People Ex Rel. Rao v. Adams

296 N.Y. 231 | NY | 1947

Lead Opinion

By resort to a writ of habeas corpus, a relator, be he defendant or witness, is entitled to the constitutional protection against being held unreasonably or in excessive bail. (N.Y. Const., art. I, § 5.) Relief will be granted, however, only to prevent invasion of constitutional right, not because of difference of opinion as to the amount fixed.

In view of the facts here presented — for instance, the seriousness of the crime under investigation, murder; the character, reputation, background and extensive criminal records of relators; their relationship to others against whom they may be called to testify; the possibility of flight to avoid giving testimony; the difficulty, if not impossibility, of procuring their return if they do leave the State — in view, we say, of those facts among others, there was sufficient before the Judge of the Court of General Sessions to permit him, in the exercise of discretion, to fix the bail at $250,000 (Code Crim. Pro., § 618-b). While it is urged that such amount is high, it may not properly be said — on the record before us — that it was excessive as matter of law. (See People ex rel. Rothensies v.Searles, 229 App. Div. 603.) People ex rel. Lobell v.McDonnell (296 N.Y. 109), neither supports nor suggests a contrary view. As we there indicated, the reasonableness of bail in any case depends upon examination of the particular record. Evidence such as was here adduced was not there furnished.

Order affirmed, without costs, but without prejudice to the institution of any proceedings wherein relators may raise the question of undue or prolonged detention. That matter was pressed upon us by relators upon this appeal, but the People are entitled to an opportunity to submit evidence bearing on that issue.






Dissenting Opinion

"Excessive bail shall not be required * * * nor shall witnesses be unreasonably detained" (N.Y. Const., art. I, § 5).

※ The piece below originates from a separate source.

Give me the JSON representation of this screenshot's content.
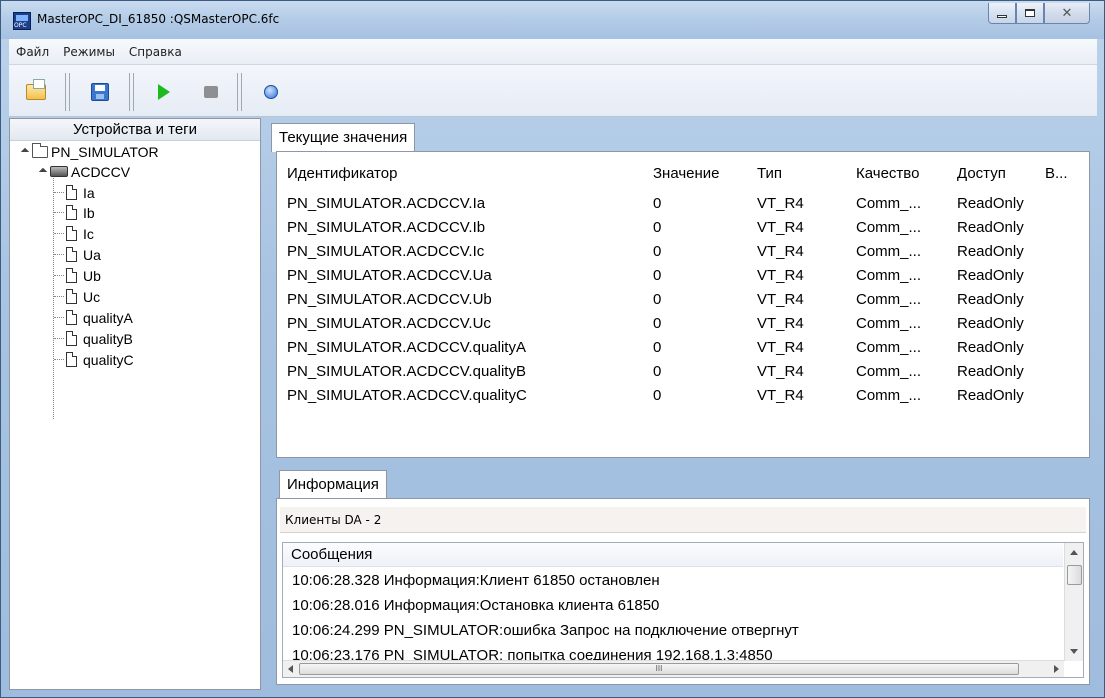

Each of these relators has been held in jail for three months, in default of $250,000 bail, as a "material witness" under *235 section 618-b of the Code of Criminal Procedure. The fixing of the bail at that extraordinary figure was made at a hearing in the Court of General Sessions. At that hearing there was a prima facie showing that each relator was "a necessary and material witness for the people in a criminal action". There was nothing in the record of that hearing, however, to form a basis for the exaction of bail of a quarter of a million dollars, for each relator. If that bail be reasonable on this bare showing, then equal justification exists for requiring a million dollars, or any multiple thereof. Such an arbitrary determination was held illegal in People ex rel. Lobell v. McDonnell (296 N.Y. 109), where the relator had been indicted for numerous felonies involving large sums. It was no less illegal here, where relators, being prospective witnesses only, not indicted or convicted, had an absolute right to be released on their undertaking to appear when the case should be called. If there be no limit to the bail, then a bond prohibitive in amount may always be demanded of a witness. In other words, section 618-b may be used simply to keep a witness locked up. Nothing in the language or history of the statute permits such a use of it. When, as here, there is besides the imposition of prohibitive bail, a subsequent detention for a long period, we have the very situation against which the State Constitution has set a positive ban. These relators, like all other citizens, are entitled to the protection of the Constitution.

The order below should be reversed, without costs, and the case remitted to the Special Term to hold a hearing at which there shall first be determined whether continued detention of the relators, or either of them, is legal, and then, if that first question be answered affirmatively, reasonable bail shall be ordered.

LEWIS, CONWAY, THACHER and FULD, JJ., concur in Per Curiam opinion; DESMOND, J., dissents in memorandum in which LOUGHRAN, Ch. J., concurs; DYE, J., taking no part.